Też walczę z liśćmi ale może proporcje są dużo mniejsze, no powiedzmy z kilogramami liści

Goryczko, dziękuję za podpowiedź. Jest przepiekny tak mi pasuje na piękną jesień.



-- Wt 03 lis 2009 16:05 --
Witajcie bardzo, bardzo jesiennie
W ten kolejny deszczowy i wietrzny dzień udało mi się przemknąć chyłkiem po ogrodzie by uwiecznić jeszcze kilka ostatnich jesiennych kwiatów wartych
pokazania zanim wszystko zniknie na dobre.
To moje ulubione chryzantemki stargane deszczem i wiatrem

Ostatnie podrygi Westerlanda.
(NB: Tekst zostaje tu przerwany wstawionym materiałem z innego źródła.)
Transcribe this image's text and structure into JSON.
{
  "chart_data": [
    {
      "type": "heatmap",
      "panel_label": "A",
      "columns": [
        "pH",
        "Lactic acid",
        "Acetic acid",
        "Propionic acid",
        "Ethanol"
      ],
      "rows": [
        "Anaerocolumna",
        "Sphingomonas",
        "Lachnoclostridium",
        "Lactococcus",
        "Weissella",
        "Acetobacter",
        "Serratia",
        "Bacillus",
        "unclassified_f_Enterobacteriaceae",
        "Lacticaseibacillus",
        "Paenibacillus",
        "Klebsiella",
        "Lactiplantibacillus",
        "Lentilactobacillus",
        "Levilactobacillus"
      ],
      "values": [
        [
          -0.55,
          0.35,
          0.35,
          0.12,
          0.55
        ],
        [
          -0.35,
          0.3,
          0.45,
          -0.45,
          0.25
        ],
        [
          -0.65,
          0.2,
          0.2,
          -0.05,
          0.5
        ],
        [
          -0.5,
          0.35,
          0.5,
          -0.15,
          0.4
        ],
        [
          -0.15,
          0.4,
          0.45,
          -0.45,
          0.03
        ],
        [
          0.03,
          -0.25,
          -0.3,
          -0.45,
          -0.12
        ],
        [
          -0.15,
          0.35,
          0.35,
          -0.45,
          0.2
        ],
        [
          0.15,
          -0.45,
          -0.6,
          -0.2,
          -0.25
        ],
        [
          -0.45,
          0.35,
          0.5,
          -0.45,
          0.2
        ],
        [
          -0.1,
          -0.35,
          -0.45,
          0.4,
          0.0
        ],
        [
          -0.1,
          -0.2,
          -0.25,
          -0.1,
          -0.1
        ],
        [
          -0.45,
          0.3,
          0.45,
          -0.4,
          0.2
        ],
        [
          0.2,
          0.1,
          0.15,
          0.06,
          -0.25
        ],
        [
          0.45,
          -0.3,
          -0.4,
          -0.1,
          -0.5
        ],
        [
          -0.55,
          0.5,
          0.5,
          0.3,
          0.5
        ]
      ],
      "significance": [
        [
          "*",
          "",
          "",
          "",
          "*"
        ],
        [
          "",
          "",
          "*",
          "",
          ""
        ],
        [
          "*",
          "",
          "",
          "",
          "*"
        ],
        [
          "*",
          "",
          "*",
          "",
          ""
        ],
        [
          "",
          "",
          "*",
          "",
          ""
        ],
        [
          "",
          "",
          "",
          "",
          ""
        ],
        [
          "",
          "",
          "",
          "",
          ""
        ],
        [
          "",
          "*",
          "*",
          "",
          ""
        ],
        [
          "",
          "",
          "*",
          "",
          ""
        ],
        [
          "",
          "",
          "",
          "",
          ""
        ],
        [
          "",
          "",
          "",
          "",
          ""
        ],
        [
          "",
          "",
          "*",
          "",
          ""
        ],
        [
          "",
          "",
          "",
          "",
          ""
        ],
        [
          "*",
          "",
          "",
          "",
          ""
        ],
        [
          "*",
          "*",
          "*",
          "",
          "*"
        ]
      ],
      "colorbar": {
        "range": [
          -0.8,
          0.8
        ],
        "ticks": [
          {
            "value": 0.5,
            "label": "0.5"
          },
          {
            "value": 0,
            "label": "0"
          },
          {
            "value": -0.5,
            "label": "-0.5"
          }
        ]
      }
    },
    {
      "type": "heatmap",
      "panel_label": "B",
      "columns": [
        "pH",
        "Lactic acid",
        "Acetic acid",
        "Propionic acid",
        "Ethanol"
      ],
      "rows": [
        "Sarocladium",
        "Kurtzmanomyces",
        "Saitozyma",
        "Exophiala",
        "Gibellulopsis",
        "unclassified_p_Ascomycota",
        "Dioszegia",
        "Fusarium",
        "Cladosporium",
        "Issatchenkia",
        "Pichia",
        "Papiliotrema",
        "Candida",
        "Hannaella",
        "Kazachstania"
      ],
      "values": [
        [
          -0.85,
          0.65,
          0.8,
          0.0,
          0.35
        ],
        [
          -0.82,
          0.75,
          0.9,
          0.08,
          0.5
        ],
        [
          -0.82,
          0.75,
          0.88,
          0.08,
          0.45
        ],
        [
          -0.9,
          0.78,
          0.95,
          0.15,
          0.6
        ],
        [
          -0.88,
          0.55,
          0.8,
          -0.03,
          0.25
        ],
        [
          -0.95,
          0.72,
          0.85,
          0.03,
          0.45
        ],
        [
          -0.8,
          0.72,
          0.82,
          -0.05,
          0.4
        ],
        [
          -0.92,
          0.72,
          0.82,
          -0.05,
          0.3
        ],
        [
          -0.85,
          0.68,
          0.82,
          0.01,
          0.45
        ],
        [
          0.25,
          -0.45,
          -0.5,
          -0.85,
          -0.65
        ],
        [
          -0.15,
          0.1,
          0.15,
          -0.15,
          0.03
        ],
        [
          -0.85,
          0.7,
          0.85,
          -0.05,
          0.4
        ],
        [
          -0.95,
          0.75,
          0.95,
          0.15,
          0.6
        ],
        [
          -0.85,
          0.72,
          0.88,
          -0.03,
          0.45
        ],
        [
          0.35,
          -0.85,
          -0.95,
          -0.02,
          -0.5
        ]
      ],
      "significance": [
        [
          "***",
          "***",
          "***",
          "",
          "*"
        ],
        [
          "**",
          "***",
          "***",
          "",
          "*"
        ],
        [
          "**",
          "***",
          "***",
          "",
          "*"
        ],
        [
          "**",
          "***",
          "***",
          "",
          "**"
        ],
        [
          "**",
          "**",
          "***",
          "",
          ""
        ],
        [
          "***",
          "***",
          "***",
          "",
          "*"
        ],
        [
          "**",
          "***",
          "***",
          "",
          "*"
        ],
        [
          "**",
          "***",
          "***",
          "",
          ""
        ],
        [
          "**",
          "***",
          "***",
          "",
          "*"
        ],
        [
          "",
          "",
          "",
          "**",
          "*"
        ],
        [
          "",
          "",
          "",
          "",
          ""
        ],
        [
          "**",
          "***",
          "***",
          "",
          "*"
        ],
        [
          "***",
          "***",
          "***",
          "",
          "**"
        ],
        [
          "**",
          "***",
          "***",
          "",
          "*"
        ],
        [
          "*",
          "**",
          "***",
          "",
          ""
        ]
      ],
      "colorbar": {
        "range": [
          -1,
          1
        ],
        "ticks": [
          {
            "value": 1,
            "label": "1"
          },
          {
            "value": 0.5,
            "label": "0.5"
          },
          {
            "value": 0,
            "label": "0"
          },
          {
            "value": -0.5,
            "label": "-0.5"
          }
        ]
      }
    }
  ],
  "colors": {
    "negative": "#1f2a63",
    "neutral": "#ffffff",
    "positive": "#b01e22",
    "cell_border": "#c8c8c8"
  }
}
Zobaczcie jaki ma kolor wyblakły w porównaniu do wiosennego pomarańczu



Ostatnie kłosy lawendy u sąsiadów za płotem

Heliotropek dalej dzielnie się trzyma

Milin zmienia kolor na jasnozielony i niedługo zgubi wszystkie liscie

Zuzanna otwiera swoje ostatnie oko zszargane przez deszcze

I tylko alstromeria nic sobie nie robi z tej jesiennej pogody

To by było na razie tyle moje kochane.
życzę Wam udanego popołudnia w ogródku albo przed komuterkiem.